About 30 unvaccinated students have been "excluded," or told to stay home, for a period of 21 days or longer if the outbreak continues, Rupp said.
"They're going to have to stay out as long as the outbreak is existing in their classroom and their school," he said.
Whooping cough is a vaccine-preventable infection that carries symptoms similar to a severe cold. It is highly contagious, and poses the greatest risk to infants and individuals with chronic respiratory conditions or compromised immune systems.
Rupp said pertussis is relatively common in school settings, but he added that the outbreak at AISU appears to have been accelerated by a large number of unvaccinated students.
Utah law requires parents to either vaccinate their children or declare an exemption to enroll in public schools.
Rupp said Salt Lake County recommends a pertussis vaccination rate between 92 percent and 95 percent to achieve disease resistance within a population, known as herd immunity. AISU's vaccination rate, he said, is roughly 89 percent.

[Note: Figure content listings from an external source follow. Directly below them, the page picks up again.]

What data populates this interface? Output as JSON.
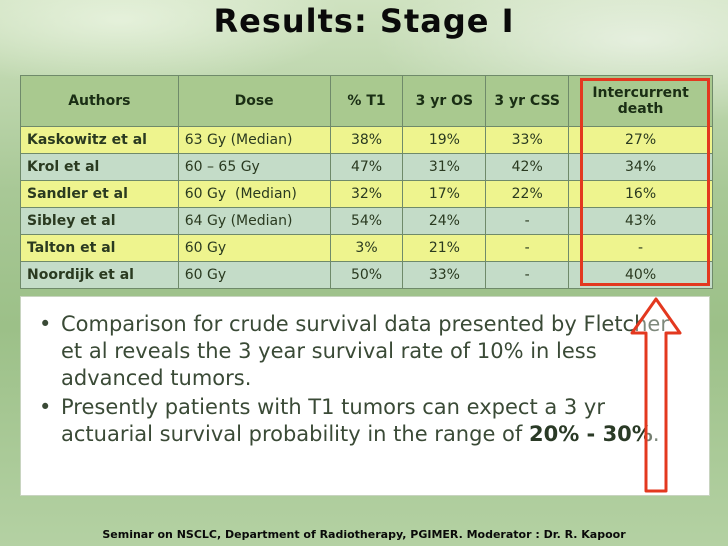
{
  "slide": {
    "title": "Results: Stage I",
    "footer": "Seminar on NSCLC, Department of Radiotherapy, PGIMER. Moderator : Dr. R. Kapoor"
  },
  "table": {
    "headers": [
      "Authors",
      "Dose",
      "% T1",
      "3 yr OS",
      "3 yr CSS",
      "Intercurrent death"
    ],
    "rows": [
      [
        "Kaskowitz et al",
        "63 Gy (Median)",
        "38%",
        "19%",
        "33%",
        "27%"
      ],
      [
        "Krol et al",
        "60 – 65 Gy",
        "47%",
        "31%",
        "42%",
        "34%"
      ],
      [
        "Sandler et al",
        "60 Gy  (Median)",
        "32%",
        "17%",
        "22%",
        "16%"
      ],
      [
        "Sibley et al",
        "64 Gy (Median)",
        "54%",
        "24%",
        "-",
        "43%"
      ],
      [
        "Talton et al",
        "60 Gy",
        "3%",
        "21%",
        "-",
        "-"
      ],
      [
        "Noordijk et al",
        "60 Gy",
        "50%",
        "33%",
        "-",
        "40%"
      ]
    ]
  },
  "bullets": {
    "b1": "Comparison for crude survival data presented by Fletcher et al reveals the 3 year survival rate of 10% in less advanced tumors.",
    "b2_text": "Presently patients with T1 tumors can expect a 3 yr actuarial survival probability in the range of ",
    "b2_bold": "20% - 30%",
    "b2_end": "."
  },
  "colors": {
    "highlight": "#e3381f",
    "row_yellow": "#eef48e",
    "row_blue": "#c4dcc8",
    "header": "#a9c98f"
  }
}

"It's likely that their relatively high exemption rate is one reason that this outbreak is larger than we normally see in schools," he said.
AISU enrolls more than 1,400 students in kindergarten through 12th grade, Casaday said.
The charter school is also combined with a private school that enrolls several international students, he said, which creates some discrepancies in vaccine rates and reporting.
"Their requirements in their home countries are different than ours," he said.
The outbreak, Casaday added, appears to have affected adult faculty members as well, including some who had previously been vaccinated for pertussis. He noted that he was experiencing cold symptoms and had visited a doctor as a precaution.
"I'm starting a course of antibiotics today," he said.
The timeline of the outbreak also presents a challenge for the school, Casaday said. High school students have already completed their required annual testing, but SAGE tests for elementary and junior high students are scheduled to begin shortly after classes resume April 17.
"At the end of the year, you've got so much to do," Casaday said. "And now we've got this."
Rupp added that a week with no classes may aid in halting the spread of the outbreak.
"Having spring break in there may help us," he said. "They won't be able to infect each other and hopefully those who are affected by this will stay home and not be out in the community."